After the war

by Jean_grantaire



Category: YANK! - Zellnik/Zellnik
Genre: More tags to be added, Multi, PTSD, Post-Canon, mitch makes bad choices: the sequel
Language: English
Status: In-Progress
Published: 2018-08-12
Updated: 2018-08-12
Packaged: 2019-06-26 08:46:07
Rating: Teen And Up Audiences
Warnings: No Archive Warnings Apply
Chapters: 1
Words: 1,012
Publisher: archiveofourown.org
Story URL: https://archiveofourown.org/works/15659784
Author URL: https://archiveofourown.org/users/Jean_grantaire/pseuds/Jean_grantaire
Summary: A decade after the last journal entry, Mitch finds himself unable to cope with the life he's built for himself post-war. The life without Stu. Unfortunately, real life is never as easy as a fantasy cooked up in the middle of a war.





	After the war

He lasts a decade exactly with Becky, after the war. Ten whole years of bitter, unresolved arguments, of her crying and him shouting, slamming doors, storming out. It must have been good, once, there must have been a time when they were still trying to make it work and there was light and laughter sandwiched between long working days and even longer sleepless nights, Jesus Christ, there must have been a reason she agreed to marry him in the first place, but it’s difficult to remember more than a vague blur of that.

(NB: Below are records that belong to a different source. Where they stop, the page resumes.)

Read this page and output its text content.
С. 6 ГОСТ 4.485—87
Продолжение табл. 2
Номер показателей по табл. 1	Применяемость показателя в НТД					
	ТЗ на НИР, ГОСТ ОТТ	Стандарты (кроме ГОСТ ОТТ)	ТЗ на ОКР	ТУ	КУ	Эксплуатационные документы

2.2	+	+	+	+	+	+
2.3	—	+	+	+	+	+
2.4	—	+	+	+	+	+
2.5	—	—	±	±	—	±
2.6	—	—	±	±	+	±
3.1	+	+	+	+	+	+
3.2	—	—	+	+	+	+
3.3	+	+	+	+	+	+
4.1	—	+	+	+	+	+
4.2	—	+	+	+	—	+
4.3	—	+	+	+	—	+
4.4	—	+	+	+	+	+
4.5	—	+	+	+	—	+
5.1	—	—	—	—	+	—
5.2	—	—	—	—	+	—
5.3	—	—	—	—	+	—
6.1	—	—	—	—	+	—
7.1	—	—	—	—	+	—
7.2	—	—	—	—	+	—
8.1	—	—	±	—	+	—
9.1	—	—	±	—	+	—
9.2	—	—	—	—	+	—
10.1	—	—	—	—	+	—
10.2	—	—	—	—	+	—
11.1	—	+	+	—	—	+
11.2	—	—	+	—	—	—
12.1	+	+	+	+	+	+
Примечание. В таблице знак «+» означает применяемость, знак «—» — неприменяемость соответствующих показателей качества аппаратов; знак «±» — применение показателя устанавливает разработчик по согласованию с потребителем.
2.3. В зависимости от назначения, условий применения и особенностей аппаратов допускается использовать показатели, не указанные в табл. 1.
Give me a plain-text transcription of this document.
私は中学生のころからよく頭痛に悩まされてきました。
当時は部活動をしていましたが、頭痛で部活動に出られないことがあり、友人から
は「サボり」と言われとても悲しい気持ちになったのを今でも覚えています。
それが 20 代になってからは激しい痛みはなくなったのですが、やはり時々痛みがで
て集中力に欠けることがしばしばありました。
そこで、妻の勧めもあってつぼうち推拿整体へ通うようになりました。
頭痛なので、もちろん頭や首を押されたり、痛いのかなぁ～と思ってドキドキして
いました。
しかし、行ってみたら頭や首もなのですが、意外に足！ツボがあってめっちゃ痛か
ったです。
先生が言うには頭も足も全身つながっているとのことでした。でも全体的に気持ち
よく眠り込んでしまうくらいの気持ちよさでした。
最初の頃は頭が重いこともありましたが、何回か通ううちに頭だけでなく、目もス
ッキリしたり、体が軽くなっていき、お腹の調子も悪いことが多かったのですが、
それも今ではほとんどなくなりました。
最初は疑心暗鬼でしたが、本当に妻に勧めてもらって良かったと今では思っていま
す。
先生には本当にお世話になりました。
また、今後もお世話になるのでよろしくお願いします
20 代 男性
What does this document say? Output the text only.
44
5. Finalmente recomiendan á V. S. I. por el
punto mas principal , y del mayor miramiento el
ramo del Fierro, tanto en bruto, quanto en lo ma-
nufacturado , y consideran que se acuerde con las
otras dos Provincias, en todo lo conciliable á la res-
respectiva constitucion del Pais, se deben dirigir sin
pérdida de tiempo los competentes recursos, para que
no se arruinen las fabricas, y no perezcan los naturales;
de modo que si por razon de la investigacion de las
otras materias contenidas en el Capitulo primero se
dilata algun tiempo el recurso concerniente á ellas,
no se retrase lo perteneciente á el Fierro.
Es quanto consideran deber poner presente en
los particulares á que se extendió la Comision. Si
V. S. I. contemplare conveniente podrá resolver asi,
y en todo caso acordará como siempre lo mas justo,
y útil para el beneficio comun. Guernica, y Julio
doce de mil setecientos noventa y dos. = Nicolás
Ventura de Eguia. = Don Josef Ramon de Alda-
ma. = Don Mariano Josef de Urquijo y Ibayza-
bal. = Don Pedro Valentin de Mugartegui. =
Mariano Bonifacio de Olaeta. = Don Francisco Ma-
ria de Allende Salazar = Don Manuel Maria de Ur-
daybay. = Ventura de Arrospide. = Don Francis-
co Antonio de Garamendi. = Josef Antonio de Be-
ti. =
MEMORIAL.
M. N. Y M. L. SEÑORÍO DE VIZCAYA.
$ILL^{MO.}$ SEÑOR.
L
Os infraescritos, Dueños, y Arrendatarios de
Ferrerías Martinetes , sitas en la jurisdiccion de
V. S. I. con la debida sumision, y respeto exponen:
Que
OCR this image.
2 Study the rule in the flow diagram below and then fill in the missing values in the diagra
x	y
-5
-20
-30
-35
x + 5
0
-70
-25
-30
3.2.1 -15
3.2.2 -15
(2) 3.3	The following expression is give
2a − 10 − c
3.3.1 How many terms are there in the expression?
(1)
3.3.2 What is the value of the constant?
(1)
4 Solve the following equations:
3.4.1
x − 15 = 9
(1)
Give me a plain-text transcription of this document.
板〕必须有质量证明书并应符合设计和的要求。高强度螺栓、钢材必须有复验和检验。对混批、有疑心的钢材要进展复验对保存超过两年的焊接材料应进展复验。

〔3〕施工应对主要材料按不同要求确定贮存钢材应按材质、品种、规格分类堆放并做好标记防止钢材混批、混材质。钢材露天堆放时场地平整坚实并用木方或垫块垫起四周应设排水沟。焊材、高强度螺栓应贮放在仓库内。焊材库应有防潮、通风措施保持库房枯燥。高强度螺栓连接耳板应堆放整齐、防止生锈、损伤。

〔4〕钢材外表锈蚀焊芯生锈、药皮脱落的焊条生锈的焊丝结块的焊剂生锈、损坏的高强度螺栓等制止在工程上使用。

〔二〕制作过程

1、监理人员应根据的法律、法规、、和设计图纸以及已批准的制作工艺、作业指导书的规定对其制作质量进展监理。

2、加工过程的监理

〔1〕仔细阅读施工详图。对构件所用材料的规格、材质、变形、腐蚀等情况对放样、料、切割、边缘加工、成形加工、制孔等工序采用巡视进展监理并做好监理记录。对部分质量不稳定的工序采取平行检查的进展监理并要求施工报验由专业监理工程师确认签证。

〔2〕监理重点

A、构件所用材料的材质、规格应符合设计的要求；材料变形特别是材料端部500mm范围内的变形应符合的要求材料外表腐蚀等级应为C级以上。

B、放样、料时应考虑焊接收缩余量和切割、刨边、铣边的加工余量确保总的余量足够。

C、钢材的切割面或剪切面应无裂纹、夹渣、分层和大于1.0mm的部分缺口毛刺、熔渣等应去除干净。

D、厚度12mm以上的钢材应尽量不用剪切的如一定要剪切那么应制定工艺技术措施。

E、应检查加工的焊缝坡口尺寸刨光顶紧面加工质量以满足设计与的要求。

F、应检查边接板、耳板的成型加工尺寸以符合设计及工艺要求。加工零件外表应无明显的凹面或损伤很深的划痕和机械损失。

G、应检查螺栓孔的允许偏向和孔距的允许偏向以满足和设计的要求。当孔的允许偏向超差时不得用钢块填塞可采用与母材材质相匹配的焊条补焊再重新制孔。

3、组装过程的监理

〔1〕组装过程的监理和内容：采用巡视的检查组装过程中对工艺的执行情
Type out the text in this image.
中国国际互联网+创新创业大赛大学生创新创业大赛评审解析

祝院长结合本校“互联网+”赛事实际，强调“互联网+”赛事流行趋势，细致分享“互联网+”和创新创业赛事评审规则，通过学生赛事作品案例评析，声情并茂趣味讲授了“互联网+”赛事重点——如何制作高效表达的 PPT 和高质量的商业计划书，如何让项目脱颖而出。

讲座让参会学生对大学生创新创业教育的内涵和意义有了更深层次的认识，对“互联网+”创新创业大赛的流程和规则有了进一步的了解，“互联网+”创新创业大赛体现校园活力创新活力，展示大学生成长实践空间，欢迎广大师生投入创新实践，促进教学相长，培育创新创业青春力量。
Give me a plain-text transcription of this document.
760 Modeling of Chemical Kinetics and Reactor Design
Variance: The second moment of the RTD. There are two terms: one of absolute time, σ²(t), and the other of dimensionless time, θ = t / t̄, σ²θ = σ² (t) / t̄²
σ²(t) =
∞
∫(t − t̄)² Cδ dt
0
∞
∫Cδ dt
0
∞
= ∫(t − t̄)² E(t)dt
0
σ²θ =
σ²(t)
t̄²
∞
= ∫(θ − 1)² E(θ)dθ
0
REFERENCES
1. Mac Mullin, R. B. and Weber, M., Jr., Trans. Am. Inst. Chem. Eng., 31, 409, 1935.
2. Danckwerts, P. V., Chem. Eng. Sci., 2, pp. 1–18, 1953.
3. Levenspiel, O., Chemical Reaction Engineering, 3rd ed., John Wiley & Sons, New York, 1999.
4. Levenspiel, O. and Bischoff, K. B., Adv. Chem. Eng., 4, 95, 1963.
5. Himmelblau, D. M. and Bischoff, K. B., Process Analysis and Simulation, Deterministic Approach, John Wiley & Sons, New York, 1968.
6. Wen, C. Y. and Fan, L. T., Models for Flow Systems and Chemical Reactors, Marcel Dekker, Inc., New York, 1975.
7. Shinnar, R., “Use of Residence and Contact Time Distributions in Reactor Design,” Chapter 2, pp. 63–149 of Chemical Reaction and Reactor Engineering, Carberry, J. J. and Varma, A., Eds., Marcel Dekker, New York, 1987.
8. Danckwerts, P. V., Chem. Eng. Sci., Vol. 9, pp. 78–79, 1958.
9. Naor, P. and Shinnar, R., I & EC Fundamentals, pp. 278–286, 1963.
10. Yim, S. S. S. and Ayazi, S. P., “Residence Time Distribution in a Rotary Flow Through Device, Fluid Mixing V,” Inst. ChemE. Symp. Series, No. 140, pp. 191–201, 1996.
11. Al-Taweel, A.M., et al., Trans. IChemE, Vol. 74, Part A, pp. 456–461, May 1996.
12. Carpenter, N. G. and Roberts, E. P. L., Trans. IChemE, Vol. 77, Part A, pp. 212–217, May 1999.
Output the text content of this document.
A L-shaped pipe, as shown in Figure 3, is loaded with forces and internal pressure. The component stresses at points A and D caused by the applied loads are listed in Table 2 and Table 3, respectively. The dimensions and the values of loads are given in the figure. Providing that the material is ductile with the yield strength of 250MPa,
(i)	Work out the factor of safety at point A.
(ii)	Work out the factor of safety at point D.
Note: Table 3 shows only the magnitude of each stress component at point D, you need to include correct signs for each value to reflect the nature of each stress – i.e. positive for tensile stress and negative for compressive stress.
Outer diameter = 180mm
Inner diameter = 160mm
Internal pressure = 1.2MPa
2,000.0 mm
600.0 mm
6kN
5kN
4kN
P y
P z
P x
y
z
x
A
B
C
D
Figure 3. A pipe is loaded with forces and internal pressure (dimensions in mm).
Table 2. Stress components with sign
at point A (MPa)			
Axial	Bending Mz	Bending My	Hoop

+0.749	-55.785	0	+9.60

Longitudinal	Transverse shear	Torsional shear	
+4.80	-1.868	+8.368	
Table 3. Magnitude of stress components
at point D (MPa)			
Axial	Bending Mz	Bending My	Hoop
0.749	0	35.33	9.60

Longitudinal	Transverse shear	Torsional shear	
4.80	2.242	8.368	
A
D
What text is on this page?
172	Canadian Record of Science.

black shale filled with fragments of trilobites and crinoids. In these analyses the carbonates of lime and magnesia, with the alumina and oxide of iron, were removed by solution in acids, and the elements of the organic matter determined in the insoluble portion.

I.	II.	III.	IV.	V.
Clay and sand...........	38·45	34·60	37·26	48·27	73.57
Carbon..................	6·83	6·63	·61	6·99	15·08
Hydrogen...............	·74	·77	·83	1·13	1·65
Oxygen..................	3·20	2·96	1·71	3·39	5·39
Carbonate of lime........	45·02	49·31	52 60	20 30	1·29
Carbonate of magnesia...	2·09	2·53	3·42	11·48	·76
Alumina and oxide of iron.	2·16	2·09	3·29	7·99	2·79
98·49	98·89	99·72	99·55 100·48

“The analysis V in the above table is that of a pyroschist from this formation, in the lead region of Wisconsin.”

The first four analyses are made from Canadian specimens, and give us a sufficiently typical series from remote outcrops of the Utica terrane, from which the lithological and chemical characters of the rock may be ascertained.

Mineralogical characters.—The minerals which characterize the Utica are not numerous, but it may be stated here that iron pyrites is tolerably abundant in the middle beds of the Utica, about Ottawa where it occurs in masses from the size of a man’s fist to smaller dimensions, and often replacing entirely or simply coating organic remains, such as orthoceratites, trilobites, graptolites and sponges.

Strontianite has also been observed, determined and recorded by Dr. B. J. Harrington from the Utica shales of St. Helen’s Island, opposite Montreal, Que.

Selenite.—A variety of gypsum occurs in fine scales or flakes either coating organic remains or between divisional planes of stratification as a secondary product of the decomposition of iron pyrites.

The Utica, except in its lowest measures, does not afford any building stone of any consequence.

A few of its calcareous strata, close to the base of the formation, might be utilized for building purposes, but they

Mitch Adams has far, far more important memories to keep - those of good men, dead men who might be lost forever if he forgets them (he tries anyway, sometimes, on the nights when he can only remember Czechowski choking on his own terrified tears or Tennessee’s face just before the grenade blew it off). Memories of Stu, on the train and the beach and that night in the supply closet. The comradery, the close-knit buddy groups, the few precious, snatched moments of romance amidst the awful bloodbath of the goddamn war.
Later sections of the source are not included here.